Monday, September 16, 2013

A Few More Words on National Exceptionalism

First, Aleksander Solzhenitsyn’s reminder that every nation is unique because each has a particular role to play in the drama of mankind’s salvation and the world’s renewal:

‘Recently it has become fashionable to speak of the levelling of nations, and the disappearance of peoples in the melting-pot of contemporary civilization . . . the disappearance of nations would impoverish us no less than if all individual people were assimilated into one character, one person. Nations are the wealth of humanity, its social personalities; the smallest of them bears its own special traits, and hides within itself a special facet of the Divine plan...

‘It is precisely he who gives the highest value to the existence of nations, who sees in them not a temporary fruit of social formations, but a complex, vivid, unrepeatable organism that cannot be invented by men - he it is who recognizes that nations have a fullness of spiritual life, a fullness of ascents and falls, a range extending from holiness to villainy (though the extreme points are achieved only by individual personalities).

‘ . . .

‘Between a person and a nation there is the deepest similarity - in the mystical nature of the uncreatedness of both the one and the other’ (Quote from D. Shturman, Gorodu i Miru (To the City and the World), New York: Tretia Vol'na, 1988, pgs. 327, 333-4; quoted in Moss, Twelve Lectures on the Theology of Politics, 2009, p. 100,

Second, the way a nation develops its own exceptionalism, its own unique characteristics, as mentioned in the previous post on this subject, is through the acquisition of the Holy Spirit.  Metropolitan Kallistos (Ware) wrote, ‘The Holy Spirit is a Spirit of freedom.  The Holy Spirit not only unites us but also ensures our infinite diversity in the Church . . . .  The gift of the Spirit is a gift to the Church, but it is at the same time a personal gift, appropriated by each in her or his own way.  . . . Life in the Church does not mean the ironing out of human variety, nor the imposition of a rigid and uniform pattern upon all alike, but the exact opposite.  The saints, so far from displaying a drab monotony, have developed the most vivid and distinctive personalities.  It is not holiness but evil which is dull’ (The Orthodox Church, New York, Penguin, 1997, pgs. 242-3).
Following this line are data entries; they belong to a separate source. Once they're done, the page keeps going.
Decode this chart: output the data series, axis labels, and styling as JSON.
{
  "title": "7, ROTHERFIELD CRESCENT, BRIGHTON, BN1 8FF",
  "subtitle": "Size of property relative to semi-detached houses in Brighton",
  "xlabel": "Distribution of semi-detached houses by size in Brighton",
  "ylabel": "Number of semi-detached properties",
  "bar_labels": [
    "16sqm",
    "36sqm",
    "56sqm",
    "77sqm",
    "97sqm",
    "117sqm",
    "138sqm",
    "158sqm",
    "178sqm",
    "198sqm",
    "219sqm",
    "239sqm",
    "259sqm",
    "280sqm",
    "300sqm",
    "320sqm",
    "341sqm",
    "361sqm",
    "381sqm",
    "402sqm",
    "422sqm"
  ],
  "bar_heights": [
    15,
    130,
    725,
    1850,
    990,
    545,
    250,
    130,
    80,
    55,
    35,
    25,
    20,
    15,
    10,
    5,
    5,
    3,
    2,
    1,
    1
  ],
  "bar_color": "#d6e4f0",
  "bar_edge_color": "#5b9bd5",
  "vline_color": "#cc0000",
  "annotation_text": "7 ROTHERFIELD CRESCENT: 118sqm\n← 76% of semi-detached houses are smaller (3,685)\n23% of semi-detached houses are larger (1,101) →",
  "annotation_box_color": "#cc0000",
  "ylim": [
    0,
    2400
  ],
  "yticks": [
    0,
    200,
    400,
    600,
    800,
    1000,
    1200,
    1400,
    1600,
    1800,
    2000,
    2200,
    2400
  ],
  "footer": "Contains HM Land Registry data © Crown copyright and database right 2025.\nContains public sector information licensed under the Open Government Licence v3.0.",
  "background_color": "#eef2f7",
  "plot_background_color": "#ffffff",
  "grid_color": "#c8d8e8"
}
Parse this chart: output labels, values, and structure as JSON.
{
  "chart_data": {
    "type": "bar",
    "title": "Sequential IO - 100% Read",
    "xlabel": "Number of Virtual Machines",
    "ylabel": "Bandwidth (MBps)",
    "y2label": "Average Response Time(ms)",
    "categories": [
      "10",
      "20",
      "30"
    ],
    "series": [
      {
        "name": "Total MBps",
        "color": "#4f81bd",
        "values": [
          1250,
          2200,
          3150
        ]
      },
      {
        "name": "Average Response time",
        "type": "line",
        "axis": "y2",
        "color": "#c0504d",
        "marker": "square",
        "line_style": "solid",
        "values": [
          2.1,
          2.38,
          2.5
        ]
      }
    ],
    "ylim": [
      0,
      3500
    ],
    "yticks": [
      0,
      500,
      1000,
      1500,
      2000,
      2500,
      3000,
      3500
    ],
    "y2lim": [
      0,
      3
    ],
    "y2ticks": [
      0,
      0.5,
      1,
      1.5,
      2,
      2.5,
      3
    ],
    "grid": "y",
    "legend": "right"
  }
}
Third, what, in short, is the mark of true exceptionalism?  Elder Arsenie of Romania (+2011) answered, “Self-denial marks the pinnacle of Holy Scripture, which says: ‘Do you want to be perfect?’ (cf. Matt. 19:21). Perfection is granted precisely by this self denial, which is an exceptional thing” (‘Eternity Hidden in the Moment: The Life and Recollections of Elder Arsenie (Papacioc), Part I’, The Orthodox Word, Vol. 47, No. 5 (280), Sept.-Oct. 2011, St. Herman of Alaska Press, Platina, Ca., p. 227).  By this yardstick, it is not at all difficult to see that American pushiness abroad and an all-absorbing selfishness at home are to our shame, not our glory.